Mr. Gimp put him onto another twist in the game. “When you see a big bunch of money staked on one of the simple chances, put a louis on the opposite one. You’ll have a win three times out of five. It stands to reason. You’re playing with the bank instead of against it. And you know the bank’s winning a million a week.”

Learning a little here, and a little there, Hugh became more and more identified with that crafty band that contrives to make a living out of the Casino. Their numbers are few but their tenacity undeniable. Year after year these lean, neat men and fat, frowsy women manage with a few hundred francs of capital to scratch up the daily louis or so necessary to provide them with food, shelter, and clothing. They are known as the Limpits, because they hang on. Their faces are anxious until they have made what they call “the material”; then they relax pleasantly.

He was a member of the inner circle, one of those who meet at the Casino as at a club, discussing the gossip of the moment, the latest plunger, the latest decavé, the latest suicide. Jarvis Tope was the recognized president of the Casino Gossip Circle. He seemed to know everything and everybody.

“You remember,” he said one day, “that Italian nobleman, the Count Viviano, old, dried-up, proud-looking fish; said to have gambled away lands, castles, fortunes over these tables? Well, he was found last week in a bare room in Beausoleil; nothing in it at all, nothing. He was lying stark naked on the floor, a perfect skeleton. Literally starved to death.... Ah! there’s the Princess. I see she has pawned her set of sables. Poor thing! Excuse me, I must go and inquire after her health.”

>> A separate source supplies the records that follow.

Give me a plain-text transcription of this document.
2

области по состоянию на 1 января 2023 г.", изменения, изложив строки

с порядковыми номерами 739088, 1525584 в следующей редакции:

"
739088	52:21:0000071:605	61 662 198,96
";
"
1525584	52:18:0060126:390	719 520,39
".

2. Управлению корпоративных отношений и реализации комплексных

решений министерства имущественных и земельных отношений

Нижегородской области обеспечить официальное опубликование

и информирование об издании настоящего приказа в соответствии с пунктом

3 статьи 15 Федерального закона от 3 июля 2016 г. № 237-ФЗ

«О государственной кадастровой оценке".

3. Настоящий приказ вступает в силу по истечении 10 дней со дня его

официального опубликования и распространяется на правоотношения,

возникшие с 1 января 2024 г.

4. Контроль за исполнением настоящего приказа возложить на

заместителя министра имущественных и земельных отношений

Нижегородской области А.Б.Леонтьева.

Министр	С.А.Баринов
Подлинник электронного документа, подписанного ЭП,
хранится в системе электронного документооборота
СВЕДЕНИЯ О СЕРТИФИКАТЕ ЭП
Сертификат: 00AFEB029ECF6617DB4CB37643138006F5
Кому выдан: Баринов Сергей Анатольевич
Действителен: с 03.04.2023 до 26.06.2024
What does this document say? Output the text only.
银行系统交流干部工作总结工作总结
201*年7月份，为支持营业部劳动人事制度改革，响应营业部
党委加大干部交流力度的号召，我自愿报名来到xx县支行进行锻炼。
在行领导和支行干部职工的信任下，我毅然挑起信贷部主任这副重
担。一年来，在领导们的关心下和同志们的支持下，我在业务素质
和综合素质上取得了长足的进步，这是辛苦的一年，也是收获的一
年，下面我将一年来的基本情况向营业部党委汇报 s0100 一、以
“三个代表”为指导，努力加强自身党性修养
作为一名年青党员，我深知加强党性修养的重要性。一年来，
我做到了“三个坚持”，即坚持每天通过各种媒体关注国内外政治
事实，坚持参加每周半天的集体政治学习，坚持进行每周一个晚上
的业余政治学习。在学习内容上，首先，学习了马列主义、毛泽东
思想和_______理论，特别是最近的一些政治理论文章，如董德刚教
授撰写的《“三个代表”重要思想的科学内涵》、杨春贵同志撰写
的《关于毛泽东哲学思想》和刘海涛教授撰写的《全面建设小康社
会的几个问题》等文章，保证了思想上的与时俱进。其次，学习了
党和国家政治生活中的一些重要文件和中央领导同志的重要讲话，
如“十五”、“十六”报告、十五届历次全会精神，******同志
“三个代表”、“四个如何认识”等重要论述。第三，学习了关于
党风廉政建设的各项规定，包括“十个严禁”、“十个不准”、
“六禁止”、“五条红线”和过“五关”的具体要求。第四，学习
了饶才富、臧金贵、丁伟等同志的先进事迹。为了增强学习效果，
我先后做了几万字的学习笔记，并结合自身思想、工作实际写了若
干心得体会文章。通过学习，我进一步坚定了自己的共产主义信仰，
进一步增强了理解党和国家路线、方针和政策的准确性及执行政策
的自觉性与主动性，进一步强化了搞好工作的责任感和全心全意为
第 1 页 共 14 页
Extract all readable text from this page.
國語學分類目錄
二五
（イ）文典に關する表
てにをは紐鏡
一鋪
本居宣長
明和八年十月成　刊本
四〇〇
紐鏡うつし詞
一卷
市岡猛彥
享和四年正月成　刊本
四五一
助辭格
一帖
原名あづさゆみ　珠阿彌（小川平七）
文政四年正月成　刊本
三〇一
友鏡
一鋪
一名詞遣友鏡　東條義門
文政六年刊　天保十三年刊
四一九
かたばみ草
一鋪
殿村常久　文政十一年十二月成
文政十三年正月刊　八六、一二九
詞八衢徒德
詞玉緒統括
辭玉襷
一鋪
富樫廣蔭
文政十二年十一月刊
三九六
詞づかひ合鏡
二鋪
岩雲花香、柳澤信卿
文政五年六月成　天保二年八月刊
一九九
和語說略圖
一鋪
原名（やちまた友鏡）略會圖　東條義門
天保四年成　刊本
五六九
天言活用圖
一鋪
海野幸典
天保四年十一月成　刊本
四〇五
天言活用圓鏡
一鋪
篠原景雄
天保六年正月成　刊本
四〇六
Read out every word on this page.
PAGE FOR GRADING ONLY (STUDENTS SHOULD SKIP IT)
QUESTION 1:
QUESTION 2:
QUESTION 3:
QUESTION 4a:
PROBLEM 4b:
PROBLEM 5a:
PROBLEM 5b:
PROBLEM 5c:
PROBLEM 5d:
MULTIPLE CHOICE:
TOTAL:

He toddled after a weird looking Russian woman who was said to have had all her family massacred by the Bolshevics.

Hugh became more and more conscious of a growing air of suspicion in the Rooms. The inspectors seemed to be keeping an unusually close watch scrutinizing all who played with unwonted keenness. There was an anxious expression on the faces of the directors who emerged from the mirror doors that open by hidden springs. And one day in a circular window high over the “Hall of Lights,” Hugh saw a peering face; that of Krantz, the great Krantz, and he, too, looked anxious.

It was Mr. Gimp who enlightened him. Mr. Gimp took from his pocket a reddish counter with “20” marked on it in silvery letters.

“What’s that? Tell me?” he asked, handing it to Hugh.

“Why, it’s a chip for a louis,—Casino money.”

“Yes, it’s a chip for a louis, but is it Casino money?—that’s the question—I don’t know. You don’t know. They don’t know. Nobody knows.”